Sensitive Data Detection
MCPProxy includes automatic sensitive data detection that scans MCP tool call arguments and responses for secrets, credentials, API keys, and other potentially exposed data. This feature helps identify accidental data exposure in your AI agent workflows.
Full Configuration Schema
{
"sensitive_data_detection": {
"enabled": true,
"scan_requests": true,
"scan_responses": true,
"max_payload_size_kb": 1024,
"entropy_threshold": 4.5,
"categories": {
"cloud_credentials": true,
"private_key": true,
"api_token": true,
"auth_token": true,
"sensitive_file": true,
"database_credential": true,
"high_entropy": true,
"credit_card": true
},
"custom_patterns": [
{
"name": "acme_api_key",
"regex": "ACME-[A-Z0-9]{32}",
"severity": "high",
"category": "api_token"
}
],
"sensitive_keywords": ["SECRET_PROJECT", "INTERNAL_KEY"]
}
}
Configuration Options
| Option | Type | Default | Description |
|---|---|---|---|
enabled | boolean | true | Enable or disable sensitive data detection entirely |
scan_requests | boolean | true | Scan tool call arguments for sensitive data |
scan_responses | boolean | true | Scan tool responses for sensitive data |
max_payload_size_kb | integer | 1024 | Maximum payload size to scan in kilobytes |
entropy_threshold | float | 4.5 | Shannon entropy threshold for high-entropy string detection |
Detection Categories
MCPProxy detects sensitive data across multiple categories.
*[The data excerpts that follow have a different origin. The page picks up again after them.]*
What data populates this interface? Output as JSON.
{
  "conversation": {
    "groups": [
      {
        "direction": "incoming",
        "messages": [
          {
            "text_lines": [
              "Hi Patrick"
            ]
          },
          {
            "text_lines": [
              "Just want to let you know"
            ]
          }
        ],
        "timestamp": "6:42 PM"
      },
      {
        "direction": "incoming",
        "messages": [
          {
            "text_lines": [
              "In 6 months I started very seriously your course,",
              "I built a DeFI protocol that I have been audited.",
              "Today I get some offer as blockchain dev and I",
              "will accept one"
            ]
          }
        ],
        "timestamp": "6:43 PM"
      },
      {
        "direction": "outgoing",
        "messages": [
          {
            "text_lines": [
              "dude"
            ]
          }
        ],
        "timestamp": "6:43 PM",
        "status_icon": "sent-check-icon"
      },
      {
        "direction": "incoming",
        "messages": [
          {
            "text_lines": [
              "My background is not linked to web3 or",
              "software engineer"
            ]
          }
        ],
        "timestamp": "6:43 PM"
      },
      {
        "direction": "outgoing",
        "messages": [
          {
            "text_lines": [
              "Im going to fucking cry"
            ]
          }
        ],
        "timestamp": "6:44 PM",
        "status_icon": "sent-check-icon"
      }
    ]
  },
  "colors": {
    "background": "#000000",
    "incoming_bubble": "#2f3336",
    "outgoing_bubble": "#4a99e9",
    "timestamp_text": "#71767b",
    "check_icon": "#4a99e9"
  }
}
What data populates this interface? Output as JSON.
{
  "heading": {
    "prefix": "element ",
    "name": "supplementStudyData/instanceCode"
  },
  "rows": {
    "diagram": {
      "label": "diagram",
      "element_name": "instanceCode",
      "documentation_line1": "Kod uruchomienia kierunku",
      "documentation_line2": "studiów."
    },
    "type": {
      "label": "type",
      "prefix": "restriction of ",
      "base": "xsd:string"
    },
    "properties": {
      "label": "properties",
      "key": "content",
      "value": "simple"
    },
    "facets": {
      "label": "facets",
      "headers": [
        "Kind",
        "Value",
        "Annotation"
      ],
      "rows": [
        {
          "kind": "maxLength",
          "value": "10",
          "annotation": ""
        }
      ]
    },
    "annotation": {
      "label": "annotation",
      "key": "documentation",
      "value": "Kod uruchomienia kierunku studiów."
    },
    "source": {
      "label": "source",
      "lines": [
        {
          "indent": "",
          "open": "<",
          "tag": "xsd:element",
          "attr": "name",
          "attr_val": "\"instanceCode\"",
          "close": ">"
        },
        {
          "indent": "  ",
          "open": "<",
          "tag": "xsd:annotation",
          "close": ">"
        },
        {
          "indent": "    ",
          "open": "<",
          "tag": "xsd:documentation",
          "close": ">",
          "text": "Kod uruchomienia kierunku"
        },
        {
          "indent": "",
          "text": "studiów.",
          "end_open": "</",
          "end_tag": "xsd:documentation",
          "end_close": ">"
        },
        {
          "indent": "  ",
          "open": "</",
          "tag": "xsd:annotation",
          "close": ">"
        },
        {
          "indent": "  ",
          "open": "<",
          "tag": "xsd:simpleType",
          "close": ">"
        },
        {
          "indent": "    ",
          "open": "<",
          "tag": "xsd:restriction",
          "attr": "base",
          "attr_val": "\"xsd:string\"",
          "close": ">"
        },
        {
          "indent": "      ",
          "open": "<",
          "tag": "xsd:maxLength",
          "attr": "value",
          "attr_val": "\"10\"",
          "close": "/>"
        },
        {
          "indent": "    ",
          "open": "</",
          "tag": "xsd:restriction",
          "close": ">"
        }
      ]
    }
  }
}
Each category can be individually enabled or disabled.
Category Reference
| Category | Description | Severity | Examples |
|---|---|---|---|
cloud_credentials | Cloud provider credentials | Critical/High | AWS access keys, GCP API keys, Azure connection strings |
private_key | Cryptographic private keys | Critical | RSA, EC, DSA, OpenSSH, PGP private keys |
api_token | Service API tokens | Critical/High | GitHub PATs, Stripe keys, OpenAI keys, Anthropic keys |
auth_token | Authentication tokens | High/Medium | JWT tokens, Bearer tokens |
sensitive_file | Sensitive file paths | High | SSH keys, credentials files, private key files |
database_credential | Database connection strings | Critical/High | MySQL, PostgreSQL, MongoDB, Redis connection strings |
high_entropy | High-entropy strings | Medium | Random strings that may be secrets |
credit_card | Payment card numbers | Critical | Credit card numbers (Luhn-validated) |
Built-in Detection Patterns
Cloud Credentials
- AWS Access Key:
AKIA...,ASIA...(20 characters) - AWS Secret Key: 40-character base64 strings
- GCP API Key:
AIza...(39 characters) - GCP Service Account: JSON with
"type": "service_account" - Azure Client Secret: 34+ character strings with special characters
- Azure Connection String: Contains
AccountKey=...
Private Keys
- RSA Private Key:
-----BEGIN RSA PRIVATE KEY----- - EC Private Key:
-----BEGIN EC PRIVATE KEY----- - DSA Private Key:
-----BEGIN DSA PRIVATE KEY----- - OpenSSH Private Key:
-----BEGIN OPENSSH PRIVATE KEY----- - PGP Private Key:
-----BEGIN PGP PRIVATE KEY BLOCK----- - PKCS#8 Private Key:
-----BEGIN PRIVATE KEY-----
API Tokens
- GitHub:
ghp_...,gho_...,ghs_...,ghr_...,github_pat_... - GitLab:
glpat-... - Stripe:
sk_live_...,pk_live_...,sk_test_... - Slack:
xoxb-...,xoxp-...,xapp-... - SendGrid:
SG.... - OpenAI:
sk-...,sk-proj-... - Anthropic:
sk-ant-api...
Authentication Tokens
- JWT: Base64-encoded tokens starting with
eyJ - Bearer Token:
Bearer ...authorization headers
Database Credentials
- MySQL connection strings:
mysql://user:pass@host - PostgreSQL connection strings:
postgresql://user:pass@host - MongoDB connection strings:
mongodb://user:pass@host - Redis connection strings:
redis://:pass@host - Database password environment variables:
DB_PASSWORD=...
Credit Cards
- Visa, Mastercard, American Express, Discover, JCB, Diners Club
- Validated using the Luhn algorithm
- Known test card numbers are flagged as examples
Enabling/Disabling Categories
To disable specific categories:
{
"sensitive_data_detection": {
"categories": {
"cloud_credentials": true,
"private_key": true,
"api_token": true,
"auth_token": true,
"sensitive_file": true,
"database_credential": true,
"high_entropy": false,
"credit_card": true
}
}
}
Categories not specified in the configuration are enabled by default.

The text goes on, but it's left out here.